The paper at the end also proposes parallel validation, which enables multiple pending speculations to be validated in parallel rather than having the previous CAS sending the non-speculative value to the next CAS, unnecessarily serializing the validation process. Parallel validation works as follows. First, recall that when a core forwards the after-value of its CAS to the directory, the value will be saved into the corresponding entry of the queue. Second, the necessary condition for a speculation to be committed is that: (1) the previous CAS also commits, because otherwise the forwarded after-value is produced out of nowhere; (2) the current CAS must have used the correct value, i.e. the forwarded value must agree with the after-value in the memory after the CAS has completed. Instead of letting the receiver of the cache line validate its speculation, the parallel validation algorithm follows a Two-Phase Commit protocol to distributedly validate on the sender side. To elaborate: Since the directory knows the speculative after-value of every core in the queue, it sends a “prepare” message to each core in the queue with the speculative after-value of that core. The core performs a local validate by checking (1) whether its CAS has completed; and (2) whether the after-value of the CAS matches the value in the “prepare” message.
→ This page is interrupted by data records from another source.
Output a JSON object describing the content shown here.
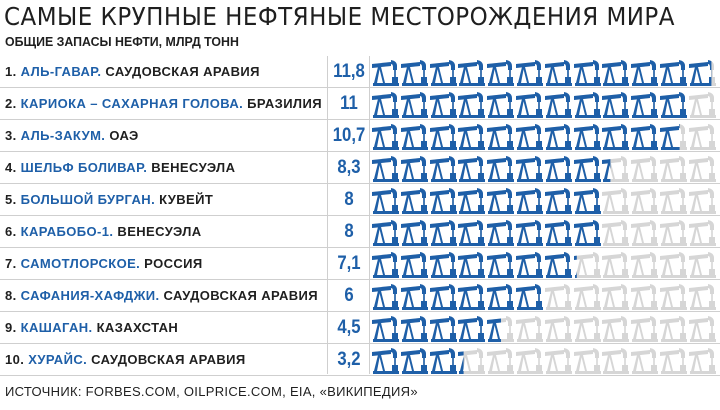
{
  "title": "САМЫЕ КРУПНЫЕ НЕФТЯНЫЕ МЕСТОРОЖДЕНИЯ МИРА",
  "subtitle": "ОБЩИЕ ЗАПАСЫ НЕФТИ, МЛРД ТОНН",
  "source": "ИСТОЧНИК: FORBES.COM, OILPRICE.COM, EIA, «ВИКИПЕДИЯ»",
  "colors": {
    "accent": "#1e5fa8",
    "empty": "#d6d6d6",
    "separator": "#cfcfcf"
  },
  "icon": "oil-pump-icon",
  "chart_data": {
    "type": "bar",
    "categories": [
      "АЛЬ-ГАВАР",
      "КАРИОКА – САХАРНАЯ ГОЛОВА",
      "АЛЬ-ЗАКУМ",
      "ШЕЛЬФ БОЛИВАР",
      "БОЛЬШОЙ БУРГАН",
      "КАРАБОБО-1",
      "САМОТЛОРСКОЕ",
      "САФАНИЯ-ХАФДЖИ",
      "КАШАГАН",
      "ХУРАЙС"
    ],
    "values": [
      11.8,
      11,
      10.7,
      8.3,
      8,
      8,
      7.1,
      6,
      4.5,
      3.2
    ],
    "ylim": [
      0,
      12
    ],
    "rows": [
      {
        "rank": "1.",
        "field": "АЛЬ-ГАВАР.",
        "country": "САУДОВСКАЯ АРАВИЯ",
        "label": "11,8",
        "value": 11.8
      },
      {
        "rank": "2.",
        "field": "КАРИОКА – САХАРНАЯ ГОЛОВА.",
        "country": "БРАЗИЛИЯ",
        "label": "11",
        "value": 11
      },
      {
        "rank": "3.",
        "field": "АЛЬ-ЗАКУМ.",
        "country": "ОАЭ",
        "label": "10,7",
        "value": 10.7
      },
      {
        "rank": "4.",
        "field": "ШЕЛЬФ БОЛИВАР.",
        "country": "ВЕНЕСУЭЛА",
        "label": "8,3",
        "value": 8.3
      },
      {
        "rank": "5.",
        "field": "БОЛЬШОЙ БУРГАН.",
        "country": "КУВЕЙТ",
        "label": "8",
        "value": 8
      },
      {
        "rank": "6.",
        "field": "КАРАБОБО-1.",
        "country": "ВЕНЕСУЭЛА",
        "label": "8",
        "value": 8
      },
      {
        "rank": "7.",
        "field": "САМОТЛОРСКОЕ.",
        "country": "РОССИЯ",
        "label": "7,1",
        "value": 7.1
      },
      {
        "rank": "8.",
        "field": "САФАНИЯ-ХАФДЖИ.",
        "country": "САУДОВСКАЯ АРАВИЯ",
        "label": "6",
        "value": 6
      },
      {
        "rank": "9.",
        "field": "КАШАГАН.",
        "country": "КАЗАХСТАН",
        "label": "4,5",
        "value": 4.5
      },
      {
        "rank": "10.",
        "field": "ХУРАЙС.",
        "country": "САУДОВСКАЯ АРАВИЯ",
        "label": "3,2",
        "value": 3.2
      }
    ]
  }
}
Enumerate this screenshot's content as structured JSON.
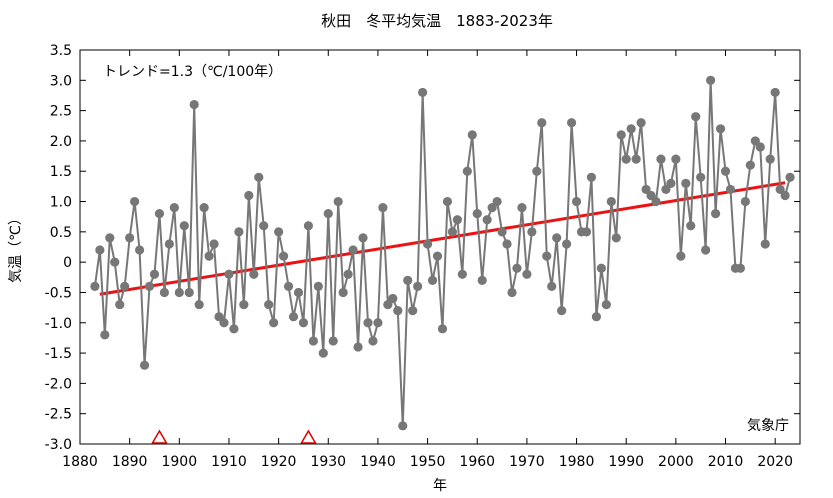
{
  "chart_data": {
    "type": "line",
    "title": "秋田　冬平均気温　1883-2023年",
    "xlabel": "年",
    "ylabel": "気温（℃）",
    "trend_label": "トレンド=1.3（℃/100年）",
    "credit": "気象庁",
    "xlim": [
      1880,
      2025
    ],
    "ylim": [
      -3.0,
      3.5
    ],
    "x_ticks": [
      1880,
      1890,
      1900,
      1910,
      1920,
      1930,
      1940,
      1950,
      1960,
      1970,
      1980,
      1990,
      2000,
      2010,
      2020
    ],
    "y_ticks": [
      "-3.0",
      "-2.5",
      "-2.0",
      "-1.5",
      "-1.0",
      "-0.5",
      "0",
      "0.5",
      "1.0",
      "1.5",
      "2.0",
      "2.5",
      "3.0",
      "3.5"
    ],
    "x": [
      1883,
      1884,
      1885,
      1886,
      1887,
      1888,
      1889,
      1890,
      1891,
      1892,
      1893,
      1894,
      1895,
      1896,
      1897,
      1898,
      1899,
      1900,
      1901,
      1902,
      1903,
      1904,
      1905,
      1906,
      1907,
      1908,
      1909,
      1910,
      1911,
      1912,
      1913,
      1914,
      1915,
      1916,
      1917,
      1918,
      1919,
      1920,
      1921,
      1922,
      1923,
      1924,
      1925,
      1926,
      1927,
      1928,
      1929,
      1930,
      1931,
      1932,
      1933,
      1934,
      1935,
      1936,
      1937,
      1938,
      1939,
      1940,
      1941,
      1942,
      1943,
      1944,
      1945,
      1946,
      1947,
      1948,
      1949,
      1950,
      1951,
      1952,
      1953,
      1954,
      1955,
      1956,
      1957,
      1958,
      1959,
      1960,
      1961,
      1962,
      1963,
      1964,
      1965,
      1966,
      1967,
      1968,
      1969,
      1970,
      1971,
      1972,
      1973,
      1974,
      1975,
      1976,
      1977,
      1978,
      1979,
      1980,
      1981,
      1982,
      1983,
      1984,
      1985,
      1986,
      1987,
      1988,
      1989,
      1990,
      1991,
      1992,
      1993,
      1994,
      1995,
      1996,
      1997,
      1998,
      1999,
      2000,
      2001,
      2002,
      2003,
      2004,
      2005,
      2006,
      2007,
      2008,
      2009,
      2010,
      2011,
      2012,
      2013,
      2014,
      2015,
      2016,
      2017,
      2018,
      2019,
      2020,
      2021,
      2022,
      2023
    ],
    "series": [
      {
        "values": [
          -0.4,
          0.2,
          -1.2,
          0.4,
          0.0,
          -0.7,
          -0.4,
          0.4,
          1.0,
          0.2,
          -1.7,
          -0.4,
          -0.2,
          0.8,
          -0.5,
          0.3,
          0.9,
          -0.5,
          0.6,
          -0.5,
          2.6,
          -0.7,
          0.9,
          0.1,
          0.3,
          -0.9,
          -1.0,
          -0.2,
          -1.1,
          0.5,
          -0.7,
          1.1,
          -0.2,
          1.4,
          0.6,
          -0.7,
          -1.0,
          0.5,
          0.1,
          -0.4,
          -0.9,
          -0.5,
          -1.0,
          0.6,
          -1.3,
          -0.4,
          -1.5,
          0.8,
          -1.3,
          1.0,
          -0.5,
          -0.2,
          0.2,
          -1.4,
          0.4,
          -1.0,
          -1.3,
          -1.0,
          0.9,
          -0.7,
          -0.6,
          -0.8,
          -2.7,
          -0.3,
          -0.8,
          -0.4,
          2.8,
          0.3,
          -0.3,
          0.1,
          -1.1,
          1.0,
          0.5,
          0.7,
          -0.2,
          1.5,
          2.1,
          0.8,
          -0.3,
          0.7,
          0.9,
          1.0,
          0.5,
          0.3,
          -0.5,
          -0.1,
          0.9,
          -0.2,
          0.5,
          1.5,
          2.3,
          0.1,
          -0.4,
          0.4,
          -0.8,
          0.3,
          2.3,
          1.0,
          0.5,
          0.5,
          1.4,
          -0.9,
          -0.1,
          -0.7,
          1.0,
          0.4,
          2.1,
          1.7,
          2.2,
          1.7,
          2.3,
          1.2,
          1.1,
          1.0,
          1.7,
          1.2,
          1.3,
          1.7,
          0.1,
          1.3,
          0.6,
          2.4,
          1.4,
          0.2,
          3.0,
          0.8,
          2.2,
          1.5,
          1.2,
          -0.1,
          -0.1,
          1.0,
          1.6,
          2.0,
          1.9,
          0.3,
          1.7,
          2.8,
          1.2,
          1.1,
          1.4
        ]
      }
    ],
    "trend": {
      "x": [
        1884,
        2022
      ],
      "y": [
        -0.53,
        1.31
      ]
    },
    "markers": [
      {
        "x": 1896,
        "y": -3.0
      },
      {
        "x": 1926,
        "y": -3.0
      }
    ],
    "colors": {
      "series": "#777777",
      "trend": "#ee1111",
      "marker": "#dd0000"
    },
    "grid": false
  }
}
For cores that pass the check, they stop processing instructions and coherence messages, and enter a quiescent state to avoid unexpected abort. Then these cores reply to the directory indicating that they have passed the test. For those that failed the test, they can execute normally and simply reply check failed. The directory, upon receiving all replies, commits core P(i+1), if P(i) has passed validation and P(i+1) itself have finished the CAS. Other cores are not affected (the paper does not mention how to abort in this case) except that they unblock (if blocked) and resume execution. They will be validated either serially, or in the later batchs.